In a Q&A session, Lemkin addressed several points:
* **Vibe Coding:** He distinguished between vibe coding for developers (a tool for faster code generation) and for non-engineers (a prosumer tool). He encouraged everyone to try building a basic app using platforms like Replit, Lovable, or Wix's Base44 to understand AI's capabilities and limitations. He even challenged the audience to build a "Manglement clone" to grasp how quickly AI can create rudimentary applications and how it's raising the bar for competitive products.

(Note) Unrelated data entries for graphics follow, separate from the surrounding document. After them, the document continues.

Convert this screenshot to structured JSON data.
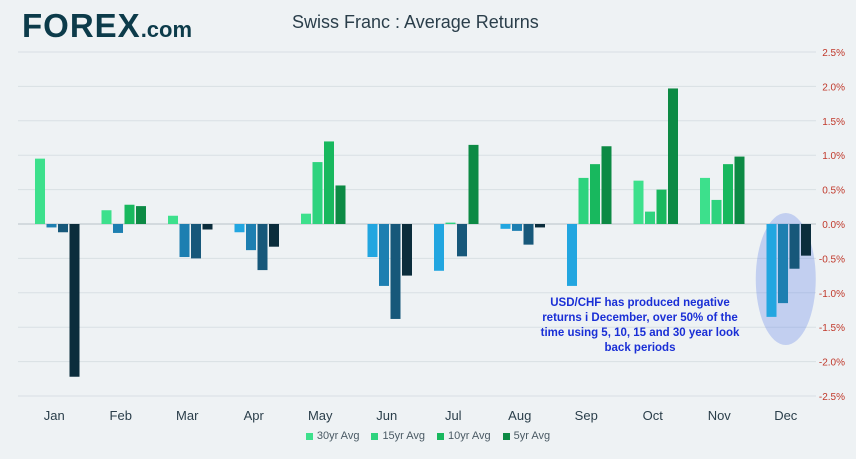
{
  "header": {
    "logo_text": "FOREX",
    "logo_suffix": ".com",
    "title": "Swiss Franc : Average Returns"
  },
  "annotation": "USD/CHF has produced negative returns i December, over 50% of the time using 5, 10, 15 and 30 year look back periods",
  "colors": {
    "positive": [
      "#3de08c",
      "#2ed37e",
      "#18b85e",
      "#0c8a44"
    ],
    "negative": [
      "#22a6e0",
      "#1d7fb1",
      "#17587a",
      "#0b2d3c"
    ],
    "tick_label": "#c0392b",
    "highlight": "#6f8fe8"
  },
  "chart_data": {
    "type": "bar",
    "title": "Swiss Franc : Average Returns",
    "xlabel": "",
    "ylabel": "",
    "ylim": [
      -2.5,
      2.5
    ],
    "yticks": [
      "2.5%",
      "2.0%",
      "1.5%",
      "1.0%",
      "0.5%",
      "0.0%",
      "-0.5%",
      "-1.0%",
      "-1.5%",
      "-2.0%",
      "-2.5%"
    ],
    "ytick_values": [
      2.5,
      2.0,
      1.5,
      1.0,
      0.5,
      0.0,
      -0.5,
      -1.0,
      -1.5,
      -2.0,
      -2.5
    ],
    "grid": true,
    "legend_position": "bottom",
    "categories": [
      "Jan",
      "Feb",
      "Mar",
      "Apr",
      "May",
      "Jun",
      "Jul",
      "Aug",
      "Sep",
      "Oct",
      "Nov",
      "Dec"
    ],
    "highlight_category": "Dec",
    "series": [
      {
        "name": "30yr Avg",
        "values": [
          0.95,
          0.2,
          0.12,
          -0.12,
          0.15,
          -0.48,
          -0.68,
          -0.07,
          -0.9,
          0.63,
          0.67,
          -1.35
        ]
      },
      {
        "name": "15yr Avg",
        "values": [
          -0.05,
          -0.13,
          -0.48,
          -0.38,
          0.9,
          -0.9,
          0.02,
          -0.1,
          0.67,
          0.18,
          0.35,
          -1.15
        ]
      },
      {
        "name": "10yr Avg",
        "values": [
          -0.12,
          0.28,
          -0.5,
          -0.67,
          1.2,
          -1.38,
          -0.47,
          -0.3,
          0.87,
          0.5,
          0.87,
          -0.65
        ]
      },
      {
        "name": "5yr Avg",
        "values": [
          -2.22,
          0.26,
          -0.08,
          -0.33,
          0.56,
          -0.75,
          1.15,
          -0.05,
          1.13,
          1.97,
          0.98,
          -0.46
        ]
      }
    ]
  }
}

* **Business Intelligence and Reporting:** Lemkin believes there's no excuse for not having highly personalized, real-time analytics for everyone, on demand. AI can take massive amounts of data and generate accurate reports, even if not "five nines perfection," which is often sufficient for business needs.
* **"Good Enough" for AI:** Determining when an AI is "good enough" for customer exposure involves sampling its outputs, correcting mistakes, and iterating. He personally read 20-30 chats daily from their general AI agent until the number of issues became trivial before promoting it. He stressed that it's about defining "good enough," not "perfect."
* **Training Methods:** Lemkin's training involves feeding correct answers back into the ingestion engine when mistakes are observed, usually through simple text input in plain English. He doesn't engage in fine-tuning models or weights directly.
* **AI in Video Content:** He expressed skepticism about AI-produced video for high-value content, seeing it as potentially leading to the same "horrible death spiral" of AI-produced text content on platforms like LinkedIn. He believes human-produced, super high-quality video remains superior.
* **Where Human Input is Most Important:** Lemkin suggested focusing AI efforts on functional areas where tasks are not getting done or where people are reluctant to do them. He reiterated that AI won't replace "A-tier" human talent but can significantly improve the performance of underperforming areas.
Lemkin concluded by emphasizing that the world with AI will be different culturally and operationally, and embracing this change is key to productivity and innovation. He invited further questions, directing them to "Digital Jason" for continuous engagement.